Rz. 67
Ursprüngliche gesetzliche Regelung
§ 1 Abs. 3 Satz 10 AStG a. F. ließ von der Gesamtbewertung Ausnahmen zu und gestattete alternativ eine Einzelbewertung. Hiernach war eine Abweichung von der Gesamtbewertung und stattdessen eine Einzelbewertung der betroffenen Wirtschaftsgüter und Dienstleistungen zulässig, wenn der Steuerpflichtige glaubhaft macht, dass
- keine wesentlichen immateriellen Wirtschaftsgüter und Vorteile Gegenstand der Funktionsverlagerung waren (1. Alternative),
- die Summe der angesetzten Einzelverrechnungspreise, gemessen an der Bewertung des Transferpakets als Ganzes, dem Fremdvergleichsgrundsatz entspricht (2. Alternative),
- zumindest ein wesentliches immaterielles Wirtschaftsgut Gegenstand der Funktionsverlagerung ist, und er es genau bezeichnet (3. Alternative).
Rz. 68
Inhaltliche Beschränkung auf § 1 Abs. 3 AStG Satz 10 Alt. 1 AStG a.
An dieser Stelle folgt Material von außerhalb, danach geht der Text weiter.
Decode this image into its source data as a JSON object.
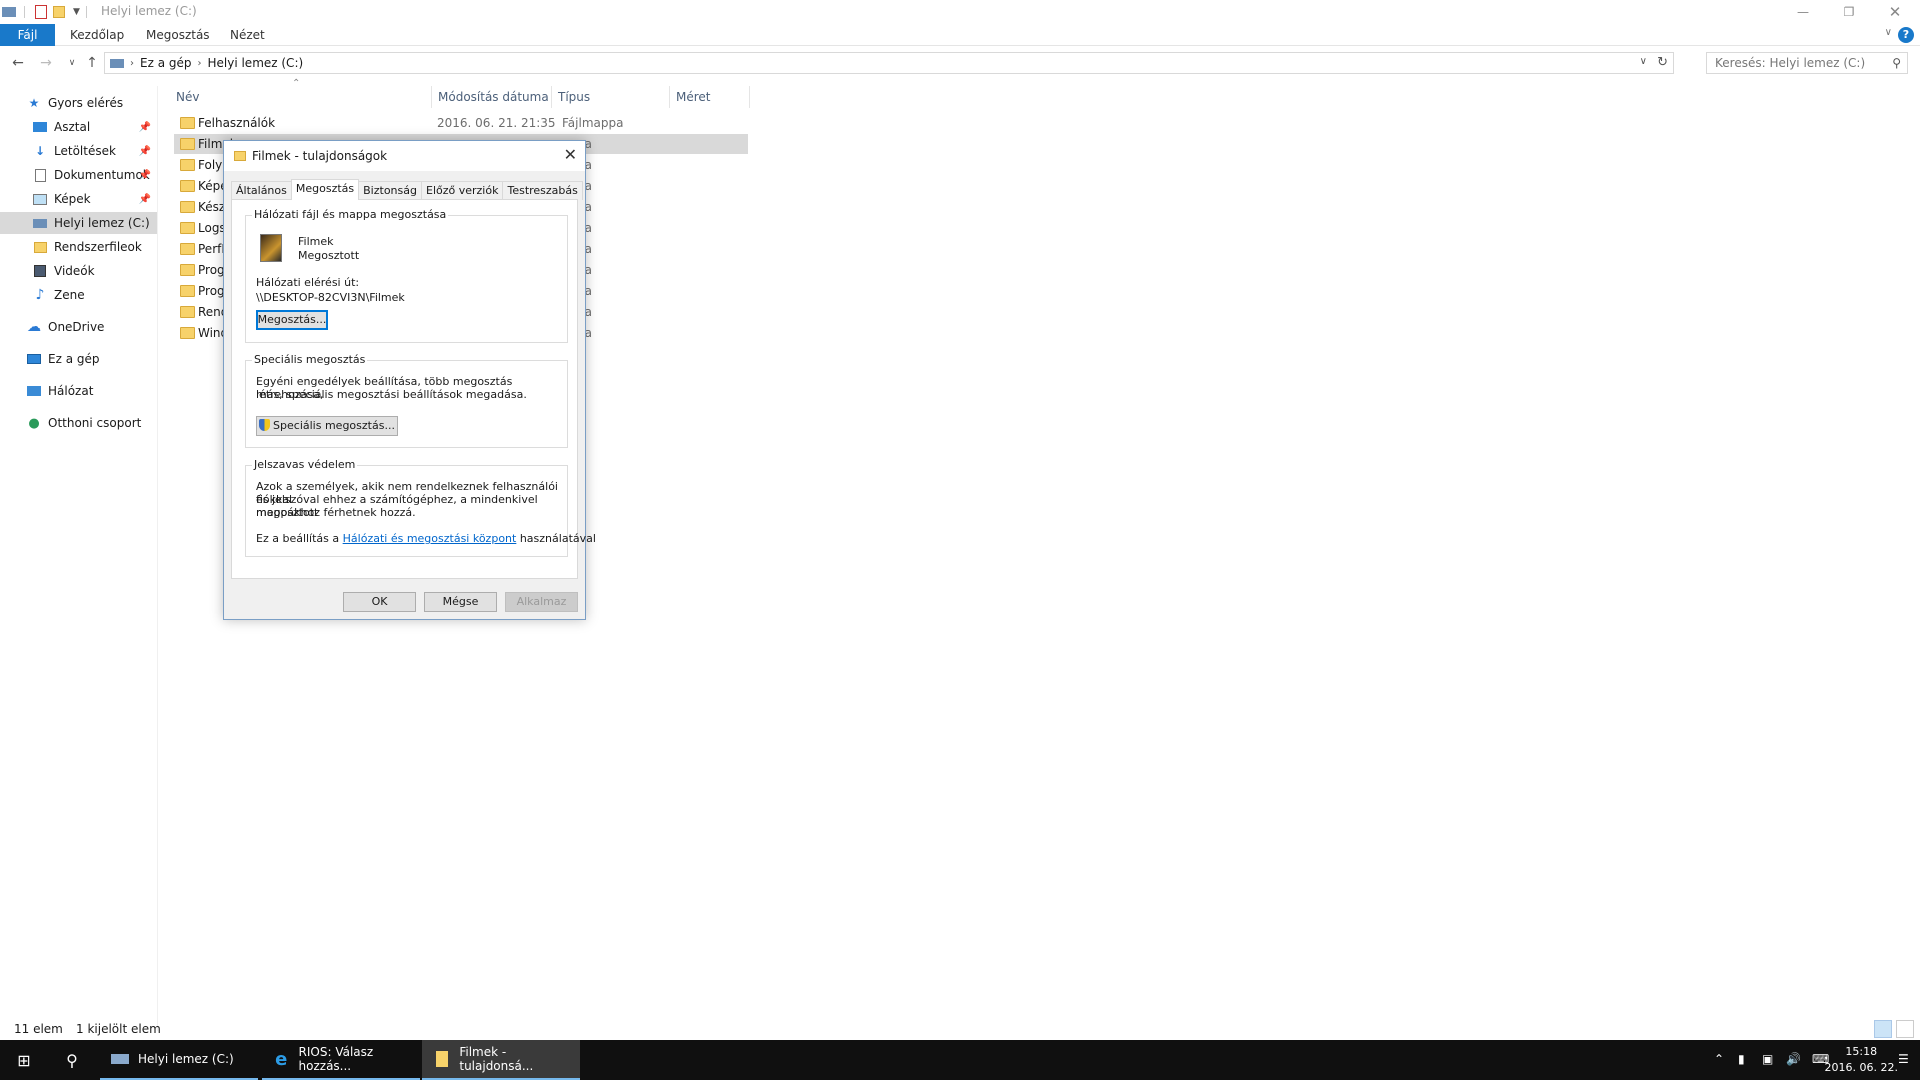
{
  "window": {
    "title": "Helyi lemez (C:)",
    "minimize_icon": "minimize-icon",
    "maximize_icon": "restore-icon",
    "close_icon": "close-icon"
  },
  "ribbon": {
    "tabs": [
      "Fájl",
      "Kezdőlap",
      "Megosztás",
      "Nézet"
    ]
  },
  "address": {
    "crumbs": [
      "Ez a gép",
      "Helyi lemez (C:)"
    ],
    "search_placeholder": "Keresés: Helyi lemez (C:)"
  },
  "navpane": {
    "items": [
      {
        "label": "Gyors elérés",
        "icon": "star-icon"
      },
      {
        "label": "Asztal",
        "icon": "desktop-icon",
        "pinned": true
      },
      {
        "label": "Letöltések",
        "icon": "download-icon",
        "pinned": true
      },
      {
        "label": "Dokumentumok",
        "icon": "document-icon",
        "pinned": true
      },
      {
        "label": "Képek",
        "icon": "pictures-icon",
        "pinned": true
      },
      {
        "label": "Helyi lemez (C:)",
        "icon": "drive-icon",
        "selected": true
      },
      {
        "label": "Rendszerfileok",
        "icon": "folder-icon"
      },
      {
        "label": "Videók",
        "icon": "video-icon"
      },
      {
        "label": "Zene",
        "icon": "music-icon"
      },
      {
        "label": "OneDrive",
        "icon": "cloud-icon"
      },
      {
        "label": "Ez a gép",
        "icon": "computer-icon"
      },
      {
        "label": "Hálózat",
        "icon": "network-icon"
      },
      {
        "label": "Otthoni csoport",
        "icon": "homegroup-icon"
      }
    ]
  },
  "filelist": {
    "columns": [
      "Név",
      "Módosítás dátuma",
      "Típus",
      "Méret"
    ],
    "rows": [
      {
        "name": "Felhasználók",
        "date": "2016. 06. 21. 21:35",
        "type": "Fájlmappa"
      },
      {
        "name": "Filmek",
        "date": "",
        "type": "appa",
        "selected": true
      },
      {
        "name": "Folya",
        "date": "",
        "type": "appa"
      },
      {
        "name": "Képe",
        "date": "",
        "type": "appa"
      },
      {
        "name": "Kész",
        "date": "",
        "type": "appa"
      },
      {
        "name": "Logs",
        "date": "",
        "type": "appa"
      },
      {
        "name": "PerfL",
        "date": "",
        "type": "appa"
      },
      {
        "name": "Prog",
        "date": "",
        "type": "appa"
      },
      {
        "name": "Prog",
        "date": "",
        "type": "appa"
      },
      {
        "name": "Rend",
        "date": "",
        "type": "appa"
      },
      {
        "name": "Wind",
        "date": "",
        "type": "appa"
      }
    ]
  },
  "statusbar": {
    "count": "11 elem",
    "selected": "1 kijelölt elem"
  },
  "dialog": {
    "title": "Filmek - tulajdonságok",
    "tabs": [
      "Általános",
      "Megosztás",
      "Biztonság",
      "Előző verziók",
      "Testreszabás"
    ],
    "active_tab": "Megosztás",
    "network_group": {
      "legend": "Hálózati fájl és mappa megosztása",
      "folder_name": "Filmek",
      "folder_status": "Megosztott",
      "path_label": "Hálózati elérési út:",
      "path_value": "\\\\DESKTOP-82CVI3N\\Filmek",
      "share_button": "Megosztás..."
    },
    "advanced_group": {
      "legend": "Speciális megosztás",
      "desc_line1": "Egyéni engedélyek beállítása, több megosztás létrehozása,",
      "desc_line2": "más, speciális megosztási beállítások megadása.",
      "button": "Speciális megosztás..."
    },
    "password_group": {
      "legend": "Jelszavas védelem",
      "desc_line1": "Azok a személyek, akik nem rendelkeznek felhasználói fiókkal",
      "desc_line2": "és jelszóval ehhez a számítógéphez, a mindenkivel megosztott",
      "desc_line3": "mappákhoz férhetnek hozzá.",
      "setting_prefix": "Ez a beállítás a ",
      "setting_link": "Hálózati és megosztási központ",
      "setting_suffix": " használatával"
    },
    "ok": "OK",
    "cancel": "Mégse",
    "apply": "Alkalmaz"
  },
  "taskbar": {
    "items": [
      {
        "label": "Helyi lemez (C:)",
        "icon": "explorer-icon"
      },
      {
        "label": "RIOS: Válasz hozzás...",
        "icon": "internet-explorer-icon"
      },
      {
        "label": "Filmek - tulajdonsá...",
        "icon": "folder-icon",
        "active": true
      }
    ],
    "time": "15:18",
    "date": "2016. 06. 22."
  }
}
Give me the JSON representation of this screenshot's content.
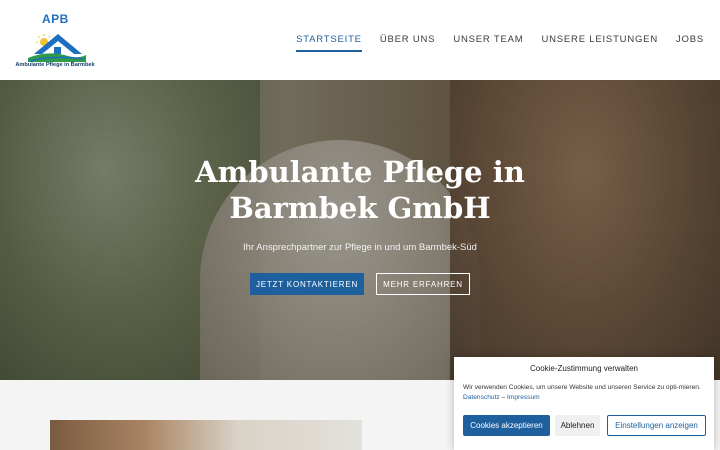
{
  "logo": {
    "abbr": "APB",
    "name": "Ambulante Pflege in Barmbek"
  },
  "nav": {
    "items": [
      {
        "label": "STARTSEITE",
        "active": true
      },
      {
        "label": "ÜBER UNS",
        "active": false
      },
      {
        "label": "UNSER TEAM",
        "active": false
      },
      {
        "label": "UNSERE LEISTUNGEN",
        "active": false
      },
      {
        "label": "JOBS",
        "active": false
      }
    ]
  },
  "hero": {
    "title_line1": "Ambulante Pflege in",
    "title_line2": "Barmbek GmbH",
    "subtitle": "Ihr Ansprechpartner zur Pflege in und um Barmbek-Süd",
    "primary_button": "JETZT KONTAKTIEREN",
    "secondary_button": "MEHR ERFAHREN"
  },
  "cookie": {
    "title": "Cookie-Zustimmung verwalten",
    "text": "Wir verwenden Cookies, um unsere Website und unseren Service zu opti-mieren.",
    "link_privacy": "Datenschutz",
    "separator": "–",
    "link_imprint": "Impressum",
    "accept_label": "Cookies akzeptieren",
    "deny_label": "Ablehnen",
    "settings_label": "Einstellungen anzeigen"
  },
  "colors": {
    "accent": "#1e5f9e",
    "logo_blue": "#1e6fbf"
  }
}
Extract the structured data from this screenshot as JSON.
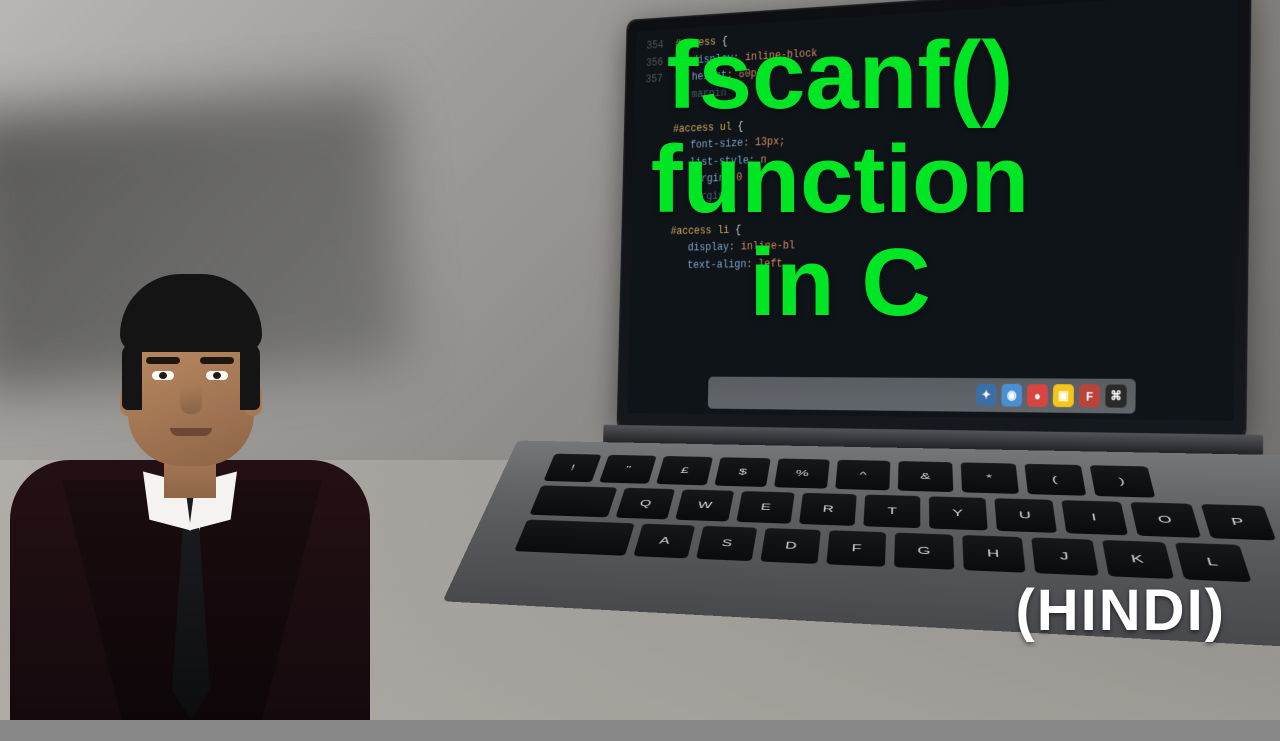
{
  "title_lines": [
    "fscanf()",
    "function",
    "in  C"
  ],
  "subtitle": "(HINDI)",
  "code": {
    "l1_num": "354",
    "l1_sel": "#access",
    "l1_brace": " {",
    "l2_num": "356",
    "l2_prop": "   display",
    "l2_val": ": inline-block",
    "l3_num": "357",
    "l3_prop": "   height",
    "l3_val": ": 60p",
    "l6_sel": "#access ul",
    "l6_brace": " {",
    "l7_prop": "   font-size",
    "l7_val": ": 13px;",
    "l8_prop": "   list-style",
    "l8_val": ": n",
    "l9_prop": "   margin",
    "l9_val": ": 0 0",
    "l12_sel": "#access li",
    "l12_brace": " {",
    "l13_prop": "   display",
    "l13_val": ": inline-bl",
    "l14_prop": "   text-align",
    "l14_val": ": left"
  },
  "dock_icons": [
    {
      "bg": "#3a6ea5",
      "glyph": "✦"
    },
    {
      "bg": "#4a8fd6",
      "glyph": "◉"
    },
    {
      "bg": "#d64541",
      "glyph": "●"
    },
    {
      "bg": "#f5c518",
      "glyph": "▣"
    },
    {
      "bg": "#b9443a",
      "glyph": "F"
    },
    {
      "bg": "#2a2a2a",
      "glyph": "⌘"
    }
  ],
  "keys_row1": [
    "!",
    "\"",
    "£",
    "$",
    "%",
    "^",
    "&",
    "*",
    "(",
    ")"
  ],
  "keys_row2": [
    "Q",
    "W",
    "E",
    "R",
    "T",
    "Y",
    "U",
    "I",
    "O",
    "P"
  ],
  "keys_row3": [
    "A",
    "S",
    "D",
    "F",
    "G",
    "H",
    "J",
    "K",
    "L"
  ]
}
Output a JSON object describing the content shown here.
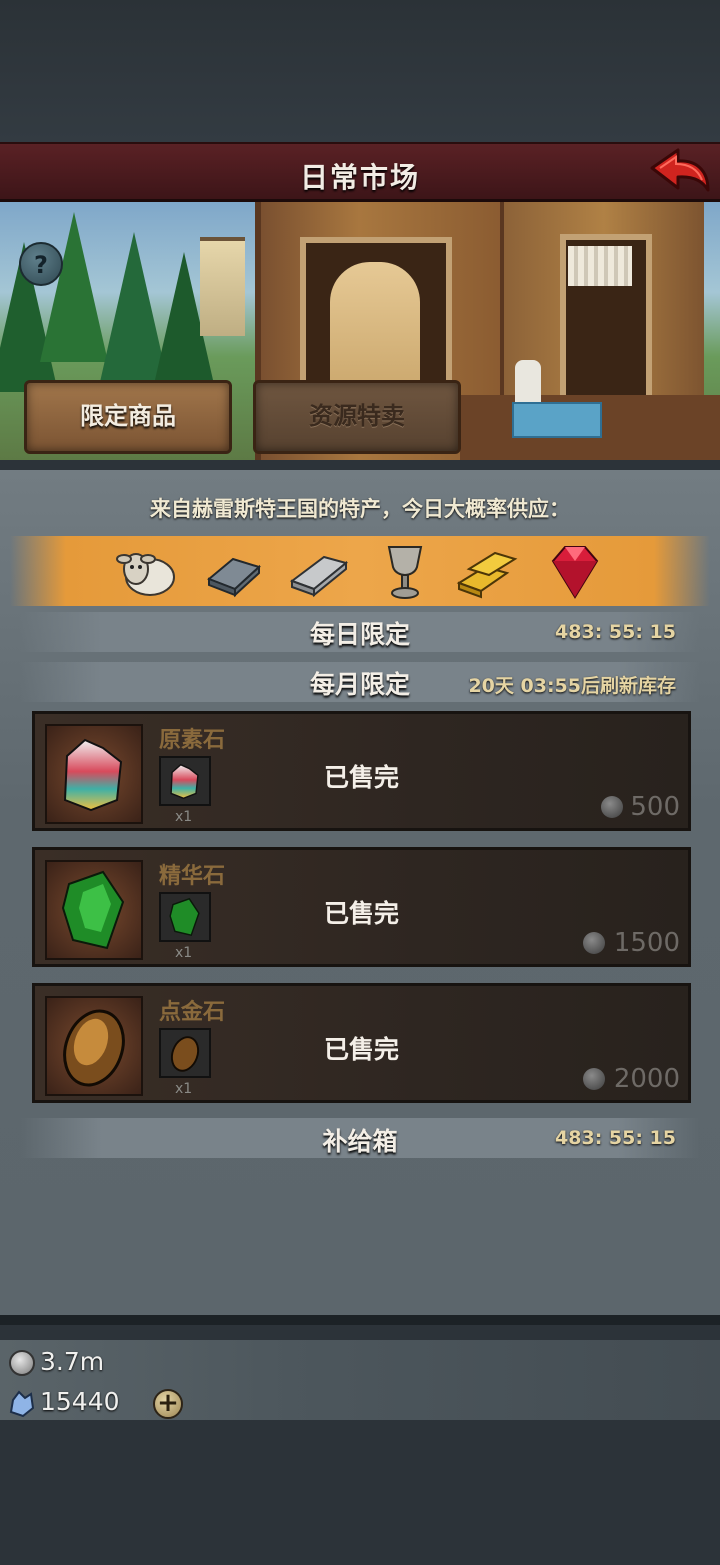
{
  "header": {
    "title": "日常市场",
    "back_icon": "red-back-arrow-icon"
  },
  "banner": {
    "help_label": "?",
    "tabs": [
      {
        "label": "限定商品",
        "active": true
      },
      {
        "label": "资源特卖",
        "active": false
      }
    ]
  },
  "notice": "来自赫雷斯特王国的特产，今日大概率供应：",
  "goods": [
    "sheep-icon",
    "iron-ingot-icon",
    "silver-bar-icon",
    "goblet-icon",
    "gold-bars-icon",
    "ruby-icon"
  ],
  "sections": {
    "daily": {
      "title": "每日限定",
      "timer": "483: 55: 15"
    },
    "monthly": {
      "title": "每月限定",
      "timer": "20天 03:55后刷新库存"
    },
    "supply": {
      "title": "补给箱",
      "timer": "483: 55: 15"
    }
  },
  "items": [
    {
      "name": "原素石",
      "qty": "x1",
      "status": "已售完",
      "price": "500",
      "icon": "element-stone-icon"
    },
    {
      "name": "精华石",
      "qty": "x1",
      "status": "已售完",
      "price": "1500",
      "icon": "essence-stone-icon"
    },
    {
      "name": "点金石",
      "qty": "x1",
      "status": "已售完",
      "price": "2000",
      "icon": "gold-touch-stone-icon"
    }
  ],
  "resources": {
    "silver": "3.7m",
    "crystal": "15440",
    "add_label": "+"
  },
  "colors": {
    "header_red": "#5a2125",
    "goods_strip_orange": "#eda64a",
    "panel_gray": "#6a747a"
  }
}
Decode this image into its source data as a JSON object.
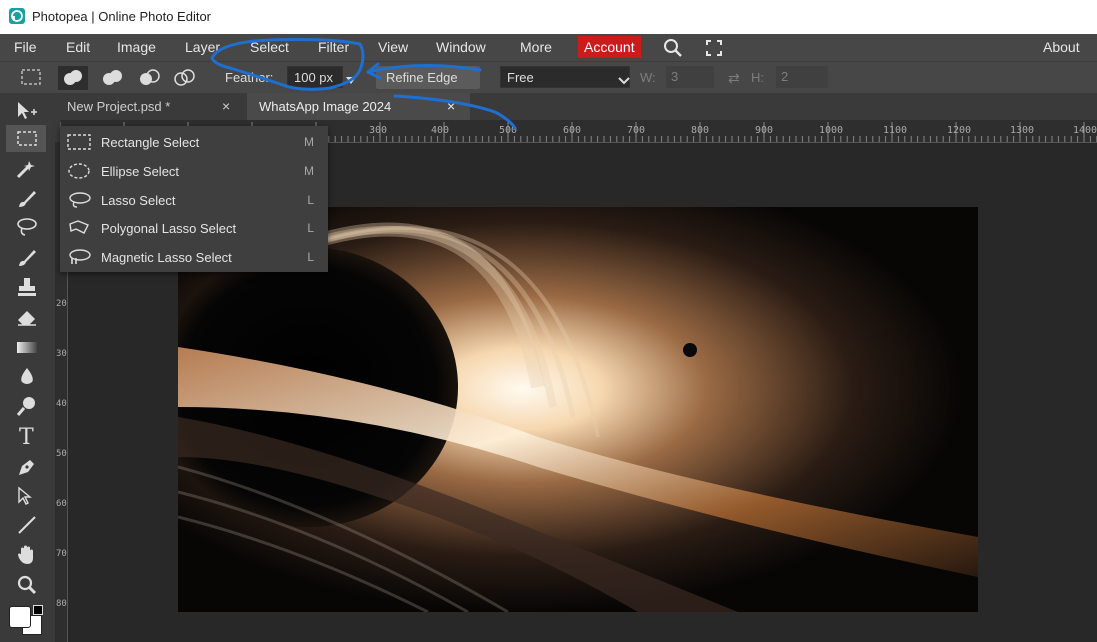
{
  "window": {
    "title": "Photopea | Online Photo Editor"
  },
  "menu": {
    "items": [
      "File",
      "Edit",
      "Image",
      "Layer",
      "Select",
      "Filter",
      "View",
      "Window",
      "More"
    ],
    "account": "Account",
    "about": "About"
  },
  "options": {
    "feather_label": "Feather:",
    "feather_value": "100 px",
    "refine_edge": "Refine Edge",
    "style_value": "Free",
    "width_label": "W:",
    "width_value": "3",
    "height_label": "H:",
    "height_value": "2"
  },
  "tabs": [
    {
      "label": "New Project.psd *",
      "close": "×"
    },
    {
      "label": "WhatsApp Image 2024",
      "close": "×"
    }
  ],
  "ruler": {
    "top": [
      "300",
      "400",
      "500",
      "600",
      "700",
      "800",
      "900",
      "1000",
      "1100",
      "1200",
      "1300",
      "1400"
    ],
    "left": [
      "200",
      "300",
      "400",
      "500",
      "600",
      "700",
      "800"
    ]
  },
  "tool_menu": [
    {
      "label": "Rectangle Select",
      "key": "M",
      "icon": "rectangle-select-icon"
    },
    {
      "label": "Ellipse Select",
      "key": "M",
      "icon": "ellipse-select-icon"
    },
    {
      "label": "Lasso Select",
      "key": "L",
      "icon": "lasso-icon"
    },
    {
      "label": "Polygonal Lasso Select",
      "key": "L",
      "icon": "polygonal-lasso-icon"
    },
    {
      "label": "Magnetic Lasso Select",
      "key": "L",
      "icon": "magnetic-lasso-icon"
    }
  ],
  "colors": {
    "account_bg": "#cc1b1b",
    "annotation_stroke": "#1f6fd1",
    "logo": "#19a0a0"
  }
}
F. i. R. des AbzStEntModG
Mit der inhaltlichen Neufassung der Regelungen zur Funktionsverlagerung durch das AbzStEntModG in § 1 Abs. 3b AStG sind die bisherige zweite und dritte Alternative der Escape-Regelungen des § 1 Abs. 3 Satz 10 AStG a. F. zur Einzelbewertung anstelle einer Gesamtbewertung ersatzlos entfallen. § 1 Abs. 3b Satz 2 AStG lässt eine Einzelbewertung nunmehr nur noch zu, „wenn der Steuerpflichtige glaubhaft macht, dass weder wesentliche immaterielle Wirtschaftsgüter noch sonstige Vorteile Gegenstand der Funktionsverlagerung waren“. Der Gesetzesbegründung lässt sich zur Reduzierung der Escape-Regelungen nichts entnehmen. Vertreter der Finanzverwaltung verweisen darauf, dass die beiden entfallenden Escape-Regelungen keine praktische Bedeutung hatten und theoretisch nicht tragbar erschienen. Richtig ist, dass jedenfalls der Ansatz von Einzelverrechnungspreisen anstelle eines Gesamtpreises, insbesondere für Zwecke der Alt. 2 des § 1 Abs. 3 Satz 10 AStG a. F. keine Erleichterung darstellte, da der Steuerpflichtige das Transferpaket als Ganzes nach den Grundsätzen des hypothetischen Fremdvergleichs zu bewerten hatte, um diesem Wert die Summe der Einzelverrechnungspreise gegenüberstellen zu können. Nach § 2 Abs. 3 Satz 2 FVerlV a. F. durfte überdies die Summe der Einzelverrechnungspreise für die Wirtschaftsgüter und Vorteile nur dann angesetzt werden, „wenn sie im Einigungsbereich liegt und der Steuerpflichtige glaubhaft macht, dass sie dem Fremdvergleichsgrundsatz entspricht.“ Rz. 73 der VWG-Funktionsverlagerung verlangte dem Steuerpflichtigen schließlich ab, „die Differenz zwischen der Summe der Einzelverrechnungspreise und dem Wert für das Transferpaket“ aufzuklären und zu begründen, „warum die Summe der Einzelverrechnungspreise dem Fremdvergleichsgrundsatz entspricht.“ An dieser Unmöglichkeit wurde der Ansatz des Mittelwerts festgemacht. Die fehlende praktische Bedeutung der beiden entfallenden Escape-Regelungen mag vor diesem Hintergrund auch darin begründet sein, dass die FVerlV und die VWG-Funktionsverlagerung gemessen an der gesetzlichen Regelung und der Gesetzesbegründung deutlich überschießende Anforderungen an deren Anwendung stellten.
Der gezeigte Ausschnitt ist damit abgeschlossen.